Strona znajduje się w archiwum.

Zarzut za kradzież z włamaniem berlingo

Data publikacji 10.10.2011

Policjanci zajmujący się przestępczością przeciwko mieniu niezwykle szybko od momentu otrzymania zawiadomienia o kradzieży z włamaniem berlingo zatrzymali trzy osoby, które mogły mieć związek z tym przestępstwem. Mężczyźni wpadli w ręce stróżów prawa w Przasnyszu. W toyocie, którą się poruszali mieli rzeczy pochodzące z citroena, a także kompletny zestaw narzędzi służących do dokonywania kradzieży samochodów. Jeden z zatrzymanych usłyszał zarzut kradzieży z włamaniem pojazdu. Policjanci będą ustalać jakie role w przestępczym procederze pełnili pozostali mężczyźni. Sprawa ma charakter rozwojowy.

Do komendy zgłosił się mężczyzna, który powiadomił o kradzieży z włamaniem citroena berlingo wartego ponad 40 tysięcy złotych.

Sprawą natychmiast zajęli się policjanci z wydziału do walki z przestępczością przeciwko mieniu. Błyskawicznie dokonali wszelkich możliwych czynności operacyjnych, przeprowadzili sprawdzenia i stosowne rozpoznanie. Dzięki pozyskanym informacjom trafili na ślad prawdopodobnych sprawców tego przestęstwa. Trop prowadził w rejon Przasnysza.
Stróże prawa bardzo szybko udali się w okolicę tego miasta.

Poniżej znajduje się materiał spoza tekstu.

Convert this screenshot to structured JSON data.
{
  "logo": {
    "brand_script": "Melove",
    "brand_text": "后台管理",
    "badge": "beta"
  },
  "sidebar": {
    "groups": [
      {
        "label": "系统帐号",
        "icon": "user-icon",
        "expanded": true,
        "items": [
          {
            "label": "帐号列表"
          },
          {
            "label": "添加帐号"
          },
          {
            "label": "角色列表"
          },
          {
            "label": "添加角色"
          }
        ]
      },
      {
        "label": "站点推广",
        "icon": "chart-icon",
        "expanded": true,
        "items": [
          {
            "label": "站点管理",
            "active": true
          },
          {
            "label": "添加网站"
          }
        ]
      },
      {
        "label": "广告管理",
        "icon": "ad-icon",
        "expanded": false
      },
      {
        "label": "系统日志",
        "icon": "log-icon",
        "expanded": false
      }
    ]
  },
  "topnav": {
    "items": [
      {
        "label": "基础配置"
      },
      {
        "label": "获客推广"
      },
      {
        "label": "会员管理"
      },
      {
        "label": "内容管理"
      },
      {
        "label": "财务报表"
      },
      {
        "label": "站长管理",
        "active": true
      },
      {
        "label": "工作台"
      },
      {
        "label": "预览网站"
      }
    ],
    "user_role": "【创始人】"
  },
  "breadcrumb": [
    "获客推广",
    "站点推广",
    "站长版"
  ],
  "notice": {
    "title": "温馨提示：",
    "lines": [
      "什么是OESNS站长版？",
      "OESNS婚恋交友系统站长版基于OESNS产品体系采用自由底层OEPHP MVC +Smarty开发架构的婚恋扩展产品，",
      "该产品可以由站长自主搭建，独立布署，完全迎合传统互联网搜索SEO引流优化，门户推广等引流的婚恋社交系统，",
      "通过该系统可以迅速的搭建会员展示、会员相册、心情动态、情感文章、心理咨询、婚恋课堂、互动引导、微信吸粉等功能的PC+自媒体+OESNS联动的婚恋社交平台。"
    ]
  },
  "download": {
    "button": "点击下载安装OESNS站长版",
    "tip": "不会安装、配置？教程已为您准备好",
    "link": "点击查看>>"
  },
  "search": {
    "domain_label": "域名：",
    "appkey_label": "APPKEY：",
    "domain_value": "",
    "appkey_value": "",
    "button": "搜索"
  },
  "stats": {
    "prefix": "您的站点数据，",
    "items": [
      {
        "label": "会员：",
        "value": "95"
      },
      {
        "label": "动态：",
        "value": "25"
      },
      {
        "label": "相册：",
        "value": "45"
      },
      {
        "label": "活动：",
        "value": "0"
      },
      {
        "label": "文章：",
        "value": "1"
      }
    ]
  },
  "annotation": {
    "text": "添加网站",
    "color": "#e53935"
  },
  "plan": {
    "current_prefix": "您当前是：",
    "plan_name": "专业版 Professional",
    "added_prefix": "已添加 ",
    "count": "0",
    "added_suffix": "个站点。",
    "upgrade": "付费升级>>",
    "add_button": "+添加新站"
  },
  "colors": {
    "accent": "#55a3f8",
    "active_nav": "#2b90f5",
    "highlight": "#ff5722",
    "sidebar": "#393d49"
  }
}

Dzięki współpracy z tamtejszą jednostką Policji możliwe było sprawne zorganizowanie punktów blokadowych i zatrzymanie trzech mężczyzn poruszających się toyotą.

Wówczas okazało się, że w samochodzie, którym jechali znajdują się rzeczy należące do właściciela citroena, które były w jego samochodzie w momencie kradzieży. Dodatkowo policjanci zabezpieczyli cały szereg narzędzi służących do dokonywania kradzieży z włamaniem pojazdów. Kierowcę i dwóch pasażerów toyoty funkcjonariusze zatrzymali.
Wczoraj, już w komendzie przy Grenadierów, policjanci przeprowadzili czynności operacyjne, dokonali kilku ustaleń i w efekcie ustalili, że podejrzanym o dokonanie kradzieży z włamaniem berlingo jest 34-letni Marek D. Mężczyzna usłyszał już zarzut i dobrowolnie poddał się karze.

Stróże prawa będą jeszcze wyjaśniać jakie role w całym tym przedsięwzięciu pełnili pozostali dwaj mężczyźni. Policjanci zapowiadają, że sprawa ma charakter rozwojowy.